Since the very beginning of the conflict in Mali that saw Islamists take control of the vast north of the country last year, women and girls there have been regular victims of sexual aggression, rape and forced marriage.
Many also chose to flee.
“We didn’t run away because of the fear of death, or rebels, or weapons. We ran away for our dignity,” said Bintou Guiteye, from a small town in the Gao region of northern Mali. “Those people even raped old women, so you can imagine what they do to young women.”
Those who managed to escape the excesses of the north’s new occupiers remain haunted by what they witnessed, while many are unwilling to talk about their experiences.
Refugee Aissa Maiga told FRANCE 24: “It's become a taboo, it’s too shameful, even for the parents. If a girl wants to talk, her parents will say ‘Don't tell anyone’.”
Because of the silence, it is difficult to gauge the real number of attacks against women.

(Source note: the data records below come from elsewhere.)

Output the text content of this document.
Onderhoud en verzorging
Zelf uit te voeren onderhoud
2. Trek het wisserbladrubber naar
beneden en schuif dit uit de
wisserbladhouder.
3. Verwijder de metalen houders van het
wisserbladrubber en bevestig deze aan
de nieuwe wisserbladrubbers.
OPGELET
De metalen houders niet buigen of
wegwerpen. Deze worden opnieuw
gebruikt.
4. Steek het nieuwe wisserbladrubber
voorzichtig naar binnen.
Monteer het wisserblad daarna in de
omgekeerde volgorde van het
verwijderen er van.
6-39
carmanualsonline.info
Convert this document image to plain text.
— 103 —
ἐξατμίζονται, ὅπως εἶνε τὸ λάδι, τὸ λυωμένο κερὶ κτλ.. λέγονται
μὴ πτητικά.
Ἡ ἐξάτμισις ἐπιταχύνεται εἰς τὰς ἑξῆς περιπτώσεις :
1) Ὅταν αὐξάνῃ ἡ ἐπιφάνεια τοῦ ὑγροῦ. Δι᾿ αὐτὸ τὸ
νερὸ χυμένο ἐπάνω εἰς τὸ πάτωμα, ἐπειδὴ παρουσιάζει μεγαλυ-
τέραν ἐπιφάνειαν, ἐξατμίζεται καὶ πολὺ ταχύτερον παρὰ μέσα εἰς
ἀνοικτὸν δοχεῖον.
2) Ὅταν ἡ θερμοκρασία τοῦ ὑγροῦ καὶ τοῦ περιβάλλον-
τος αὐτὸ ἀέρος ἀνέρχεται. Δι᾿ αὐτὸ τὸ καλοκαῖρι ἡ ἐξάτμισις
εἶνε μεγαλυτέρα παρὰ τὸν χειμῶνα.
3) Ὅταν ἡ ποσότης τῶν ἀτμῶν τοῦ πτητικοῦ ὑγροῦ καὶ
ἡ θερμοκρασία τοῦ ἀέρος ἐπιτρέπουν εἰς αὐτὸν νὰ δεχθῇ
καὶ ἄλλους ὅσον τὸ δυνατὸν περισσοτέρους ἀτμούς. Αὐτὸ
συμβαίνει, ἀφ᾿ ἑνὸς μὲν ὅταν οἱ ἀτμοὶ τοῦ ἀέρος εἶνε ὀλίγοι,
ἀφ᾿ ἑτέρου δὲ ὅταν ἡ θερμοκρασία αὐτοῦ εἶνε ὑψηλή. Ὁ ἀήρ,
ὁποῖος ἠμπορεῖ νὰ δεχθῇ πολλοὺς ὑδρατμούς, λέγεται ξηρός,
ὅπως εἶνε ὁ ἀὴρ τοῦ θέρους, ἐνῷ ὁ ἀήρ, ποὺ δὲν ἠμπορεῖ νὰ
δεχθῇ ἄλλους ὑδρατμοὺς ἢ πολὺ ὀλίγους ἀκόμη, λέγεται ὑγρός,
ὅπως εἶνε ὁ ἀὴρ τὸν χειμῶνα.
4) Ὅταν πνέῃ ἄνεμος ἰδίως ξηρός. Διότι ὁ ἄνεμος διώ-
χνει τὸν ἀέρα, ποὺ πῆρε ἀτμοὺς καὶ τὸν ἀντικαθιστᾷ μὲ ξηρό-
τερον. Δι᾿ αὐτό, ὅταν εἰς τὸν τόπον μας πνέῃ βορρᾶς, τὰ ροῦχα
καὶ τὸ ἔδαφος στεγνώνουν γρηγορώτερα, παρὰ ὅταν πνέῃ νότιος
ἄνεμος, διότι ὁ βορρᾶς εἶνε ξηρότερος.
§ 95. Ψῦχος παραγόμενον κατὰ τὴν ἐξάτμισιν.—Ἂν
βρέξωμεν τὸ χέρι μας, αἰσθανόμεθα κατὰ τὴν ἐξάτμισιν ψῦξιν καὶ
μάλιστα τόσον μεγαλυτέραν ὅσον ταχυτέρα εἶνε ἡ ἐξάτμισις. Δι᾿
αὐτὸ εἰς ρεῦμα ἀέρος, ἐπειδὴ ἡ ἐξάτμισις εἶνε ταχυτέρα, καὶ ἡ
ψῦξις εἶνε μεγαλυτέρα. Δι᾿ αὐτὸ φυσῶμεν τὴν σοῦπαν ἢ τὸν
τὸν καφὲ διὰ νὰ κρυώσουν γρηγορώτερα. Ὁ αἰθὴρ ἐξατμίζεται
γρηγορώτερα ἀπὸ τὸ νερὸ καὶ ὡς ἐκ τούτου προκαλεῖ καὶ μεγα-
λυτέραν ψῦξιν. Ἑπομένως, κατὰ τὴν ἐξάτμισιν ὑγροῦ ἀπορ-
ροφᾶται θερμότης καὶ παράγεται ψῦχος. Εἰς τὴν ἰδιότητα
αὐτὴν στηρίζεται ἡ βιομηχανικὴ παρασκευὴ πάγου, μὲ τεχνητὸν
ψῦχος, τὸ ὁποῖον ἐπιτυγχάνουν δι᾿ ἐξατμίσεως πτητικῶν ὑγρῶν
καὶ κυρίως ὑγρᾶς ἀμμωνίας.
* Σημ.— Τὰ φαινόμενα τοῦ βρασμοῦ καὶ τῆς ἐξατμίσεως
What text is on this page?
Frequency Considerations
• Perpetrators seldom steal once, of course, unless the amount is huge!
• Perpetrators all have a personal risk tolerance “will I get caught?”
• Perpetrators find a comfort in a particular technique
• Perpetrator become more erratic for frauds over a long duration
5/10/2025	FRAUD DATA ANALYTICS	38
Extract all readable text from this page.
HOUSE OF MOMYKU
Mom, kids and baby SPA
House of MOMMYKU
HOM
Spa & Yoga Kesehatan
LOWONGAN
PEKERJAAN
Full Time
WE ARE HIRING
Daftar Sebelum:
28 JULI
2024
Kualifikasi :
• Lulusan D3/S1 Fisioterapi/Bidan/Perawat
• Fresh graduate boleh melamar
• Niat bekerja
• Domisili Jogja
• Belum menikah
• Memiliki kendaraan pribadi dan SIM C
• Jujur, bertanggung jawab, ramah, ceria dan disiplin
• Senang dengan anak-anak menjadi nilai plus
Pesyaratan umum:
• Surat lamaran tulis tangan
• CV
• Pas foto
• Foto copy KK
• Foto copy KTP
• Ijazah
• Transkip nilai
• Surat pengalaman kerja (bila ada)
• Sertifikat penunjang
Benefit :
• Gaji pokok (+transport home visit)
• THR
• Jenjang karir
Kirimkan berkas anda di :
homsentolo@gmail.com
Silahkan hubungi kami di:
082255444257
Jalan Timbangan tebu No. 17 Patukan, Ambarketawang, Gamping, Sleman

Associations are being formed to help them speak out, while a “Commission for Dialogue and Reconciliation” is due to be established in the coming days.
Malian Civil Service Minister Mamadou Namory Traore said the government would do all it could to seek justice for those women who had been victims of sexual aggression.
“The commission will not give up on these women,” he told FRANCE 24. “We will do whatever we can to help them get their dignity back. We will seek justice for the great harm that they suffered.”